核心死結在于,只要他還在大口喘氣,那就是懸在皇室頭頂的催命利刃。
挨了這頓臭罵,老國公心徹底涼了半截。
他唯有更加夾著尾巴做人,把家里上上下下盯得像鐵桶一樣,絕不敢露出半點破綻,妄圖靠著“全優表現”來融化皇帝的殺心。
可偏偏就是這套操作,才是老朱最夜不能寐的。
一個能把千軍萬馬指揮得如臂使指、功高蓋過蒼天,私底下卻能做到滴水不漏、連個小辮子都不讓人抓的絕頂聰明人,簡直可怕到了極點。
涼國公剝皮大案鬧過去兩個年頭,也就是太祖主政的第二十七個年頭,金鑾殿里那位終于連裝都不想裝了。

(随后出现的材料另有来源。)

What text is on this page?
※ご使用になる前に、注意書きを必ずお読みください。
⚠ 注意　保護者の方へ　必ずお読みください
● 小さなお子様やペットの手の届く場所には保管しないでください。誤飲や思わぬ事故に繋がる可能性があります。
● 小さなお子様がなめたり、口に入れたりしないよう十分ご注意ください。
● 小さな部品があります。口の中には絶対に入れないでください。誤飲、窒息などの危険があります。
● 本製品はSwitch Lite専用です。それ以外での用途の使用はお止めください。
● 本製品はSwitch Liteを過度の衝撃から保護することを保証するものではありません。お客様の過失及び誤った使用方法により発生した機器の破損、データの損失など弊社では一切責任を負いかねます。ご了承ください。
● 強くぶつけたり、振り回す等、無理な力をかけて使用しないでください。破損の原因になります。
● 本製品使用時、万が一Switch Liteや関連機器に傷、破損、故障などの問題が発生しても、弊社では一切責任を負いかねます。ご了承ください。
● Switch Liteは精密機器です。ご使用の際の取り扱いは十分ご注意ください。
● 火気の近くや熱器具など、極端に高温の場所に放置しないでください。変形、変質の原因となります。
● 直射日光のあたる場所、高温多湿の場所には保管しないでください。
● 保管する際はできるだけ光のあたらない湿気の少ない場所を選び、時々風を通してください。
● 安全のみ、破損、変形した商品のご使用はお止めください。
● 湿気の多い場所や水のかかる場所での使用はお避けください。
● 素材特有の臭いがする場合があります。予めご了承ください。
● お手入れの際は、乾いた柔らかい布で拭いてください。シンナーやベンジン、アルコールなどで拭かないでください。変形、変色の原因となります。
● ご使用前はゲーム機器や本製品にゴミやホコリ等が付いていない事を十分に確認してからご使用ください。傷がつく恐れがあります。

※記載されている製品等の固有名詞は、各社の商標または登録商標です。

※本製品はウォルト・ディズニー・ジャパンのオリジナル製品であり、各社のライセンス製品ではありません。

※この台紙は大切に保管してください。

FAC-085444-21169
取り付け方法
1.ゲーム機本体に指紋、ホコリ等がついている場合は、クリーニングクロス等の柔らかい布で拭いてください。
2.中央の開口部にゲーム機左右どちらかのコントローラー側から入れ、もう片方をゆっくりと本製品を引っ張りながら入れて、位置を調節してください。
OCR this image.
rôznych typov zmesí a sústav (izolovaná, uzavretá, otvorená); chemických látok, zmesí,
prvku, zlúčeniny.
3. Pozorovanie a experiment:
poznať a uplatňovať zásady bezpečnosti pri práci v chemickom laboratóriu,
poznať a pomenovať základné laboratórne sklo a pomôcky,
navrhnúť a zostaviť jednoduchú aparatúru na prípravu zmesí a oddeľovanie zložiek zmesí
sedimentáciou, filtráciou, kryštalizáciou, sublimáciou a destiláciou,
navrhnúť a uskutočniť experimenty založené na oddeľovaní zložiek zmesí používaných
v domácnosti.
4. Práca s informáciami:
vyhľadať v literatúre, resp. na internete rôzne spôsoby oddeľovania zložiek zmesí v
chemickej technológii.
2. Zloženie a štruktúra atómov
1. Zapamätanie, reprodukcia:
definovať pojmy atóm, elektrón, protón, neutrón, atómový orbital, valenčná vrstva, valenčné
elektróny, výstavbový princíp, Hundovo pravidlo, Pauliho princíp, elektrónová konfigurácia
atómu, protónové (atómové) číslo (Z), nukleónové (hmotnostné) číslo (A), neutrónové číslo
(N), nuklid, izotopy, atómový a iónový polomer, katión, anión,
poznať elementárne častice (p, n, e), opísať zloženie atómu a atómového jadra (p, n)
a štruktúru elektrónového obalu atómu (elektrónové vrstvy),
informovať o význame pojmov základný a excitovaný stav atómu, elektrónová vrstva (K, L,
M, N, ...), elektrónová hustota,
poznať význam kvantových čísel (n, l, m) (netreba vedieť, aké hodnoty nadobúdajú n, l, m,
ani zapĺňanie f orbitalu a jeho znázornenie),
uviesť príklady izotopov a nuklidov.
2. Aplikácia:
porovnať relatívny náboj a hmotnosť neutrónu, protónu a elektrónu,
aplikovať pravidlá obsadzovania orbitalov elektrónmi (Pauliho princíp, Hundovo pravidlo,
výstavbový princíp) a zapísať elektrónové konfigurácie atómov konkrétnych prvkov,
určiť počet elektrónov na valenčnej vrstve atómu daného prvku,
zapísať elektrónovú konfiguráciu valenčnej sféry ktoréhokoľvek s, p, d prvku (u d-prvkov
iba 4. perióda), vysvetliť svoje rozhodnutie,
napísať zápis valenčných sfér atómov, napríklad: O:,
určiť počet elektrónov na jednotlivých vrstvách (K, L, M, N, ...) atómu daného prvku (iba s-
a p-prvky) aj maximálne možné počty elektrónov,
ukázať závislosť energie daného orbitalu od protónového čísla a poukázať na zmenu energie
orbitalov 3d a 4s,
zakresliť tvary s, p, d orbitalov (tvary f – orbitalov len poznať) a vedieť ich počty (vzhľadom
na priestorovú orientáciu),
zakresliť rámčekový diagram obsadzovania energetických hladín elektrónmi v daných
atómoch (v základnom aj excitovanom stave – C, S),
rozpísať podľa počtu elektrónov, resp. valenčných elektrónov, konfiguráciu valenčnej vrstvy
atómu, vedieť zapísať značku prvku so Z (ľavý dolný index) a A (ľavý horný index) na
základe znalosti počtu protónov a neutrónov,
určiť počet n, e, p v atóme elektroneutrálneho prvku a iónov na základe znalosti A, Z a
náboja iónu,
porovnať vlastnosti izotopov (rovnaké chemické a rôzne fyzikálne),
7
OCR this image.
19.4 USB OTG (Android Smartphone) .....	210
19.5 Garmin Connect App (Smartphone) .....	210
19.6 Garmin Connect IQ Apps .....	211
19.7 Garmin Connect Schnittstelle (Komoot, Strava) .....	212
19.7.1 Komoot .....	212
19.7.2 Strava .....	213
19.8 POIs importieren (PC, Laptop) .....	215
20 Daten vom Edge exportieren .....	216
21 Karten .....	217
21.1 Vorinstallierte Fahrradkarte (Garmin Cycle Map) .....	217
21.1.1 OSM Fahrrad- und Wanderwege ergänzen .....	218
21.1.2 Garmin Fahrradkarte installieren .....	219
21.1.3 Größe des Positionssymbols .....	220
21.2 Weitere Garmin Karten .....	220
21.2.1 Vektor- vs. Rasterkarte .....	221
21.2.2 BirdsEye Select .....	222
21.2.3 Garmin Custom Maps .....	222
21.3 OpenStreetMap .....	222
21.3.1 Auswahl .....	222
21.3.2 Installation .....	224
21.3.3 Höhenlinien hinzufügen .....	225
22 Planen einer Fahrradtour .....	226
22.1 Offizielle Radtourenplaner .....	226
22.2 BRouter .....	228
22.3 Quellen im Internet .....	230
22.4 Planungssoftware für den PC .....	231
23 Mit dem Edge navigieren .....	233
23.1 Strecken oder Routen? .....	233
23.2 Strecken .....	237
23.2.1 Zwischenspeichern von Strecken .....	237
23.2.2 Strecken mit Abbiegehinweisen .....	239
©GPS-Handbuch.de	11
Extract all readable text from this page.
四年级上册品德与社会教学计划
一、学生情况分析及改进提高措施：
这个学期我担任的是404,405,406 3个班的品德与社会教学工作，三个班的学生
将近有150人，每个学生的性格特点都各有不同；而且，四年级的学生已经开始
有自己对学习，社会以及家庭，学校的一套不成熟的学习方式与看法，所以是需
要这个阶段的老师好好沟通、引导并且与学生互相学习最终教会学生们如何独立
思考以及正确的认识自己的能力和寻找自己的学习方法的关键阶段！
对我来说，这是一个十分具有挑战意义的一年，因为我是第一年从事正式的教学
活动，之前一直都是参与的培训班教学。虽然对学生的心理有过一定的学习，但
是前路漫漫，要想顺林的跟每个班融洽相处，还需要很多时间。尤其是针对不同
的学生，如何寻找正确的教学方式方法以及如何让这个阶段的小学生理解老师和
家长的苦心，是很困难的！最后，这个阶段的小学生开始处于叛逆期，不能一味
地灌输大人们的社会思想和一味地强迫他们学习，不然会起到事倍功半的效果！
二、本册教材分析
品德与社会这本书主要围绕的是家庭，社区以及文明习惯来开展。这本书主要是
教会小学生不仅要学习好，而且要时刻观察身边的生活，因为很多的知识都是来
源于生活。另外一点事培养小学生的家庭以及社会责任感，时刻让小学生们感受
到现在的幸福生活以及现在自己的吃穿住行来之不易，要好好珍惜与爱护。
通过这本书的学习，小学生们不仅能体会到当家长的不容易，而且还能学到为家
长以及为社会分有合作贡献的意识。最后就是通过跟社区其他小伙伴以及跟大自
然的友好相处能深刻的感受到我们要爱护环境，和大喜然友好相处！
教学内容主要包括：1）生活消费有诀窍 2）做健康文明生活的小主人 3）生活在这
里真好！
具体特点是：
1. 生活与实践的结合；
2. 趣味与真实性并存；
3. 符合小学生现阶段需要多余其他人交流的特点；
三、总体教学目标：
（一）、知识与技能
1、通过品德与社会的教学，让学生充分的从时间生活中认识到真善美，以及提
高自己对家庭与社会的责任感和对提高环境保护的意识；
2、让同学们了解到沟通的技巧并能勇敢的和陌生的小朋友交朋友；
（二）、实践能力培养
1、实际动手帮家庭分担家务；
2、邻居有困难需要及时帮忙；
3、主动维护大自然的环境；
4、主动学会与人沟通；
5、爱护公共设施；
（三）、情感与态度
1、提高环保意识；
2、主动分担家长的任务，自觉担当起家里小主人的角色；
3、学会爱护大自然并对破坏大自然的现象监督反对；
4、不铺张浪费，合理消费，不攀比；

不用羅列什么罪狀,用不著三法司會審,直接丟下白綾毒酒。
官方史料上的記載短得讓人背后發涼:“第二年,強令自盡。”
連個能遮掩過去的借口都懶得編。
估摸著在天威看來,給一位開國元勛生編硬造反叛材料實在太費唾沫,倒不如干脆利落地下道死命令來得痛快。
為了堵住天下人的悠悠眾口,或者說為了維持天家那點薄如蟬翼的體面,老朱后來看著皇家親戚的情分上,賞了死者的親孫子傅彥名一個叫做金吾衛千戶的芝麻綠豆官。
老將軍咽氣后,皇家糧倉的確省下了懷遠縣那一千畝肥田,秋收時糧食能堆成谷子山。
也許那片土坷垃,后來成了某個鳳子龍孫的私產,淪為無數皇家莊園里連名字都叫不上的小角落。
可就是為了省下這一千畝地的嚼谷,亦或是為了攥緊那點虛無縹緲的“龍椅安全感”,大明王朝親手砸斷了自家柱子上最堅硬的一塊頂梁骨。
那個打滿了元末整場淘汰賽,看人毒辣無比,替朱家把版圖瘋狂往南蠻之地擴張的猛男,折騰到最后,竟然沒躲開自家兄弟捅來的那把剔骨刀。
他這輩子總是在十字路口踩準節奏:頭一個押寶劉福通沒死,再一個換老板找陳友諒也活了,最后死心塌地跟著真龍天子更是賺得盆滿缽滿。
但在快咽氣時的最后一道送命題前,他絕望地發現不管選左邊還是選右邊,判卷的紅筆全畫了叉。
因為那個躲在幕后出題的莊家,壓根就沒準備留著他的性命走下考場。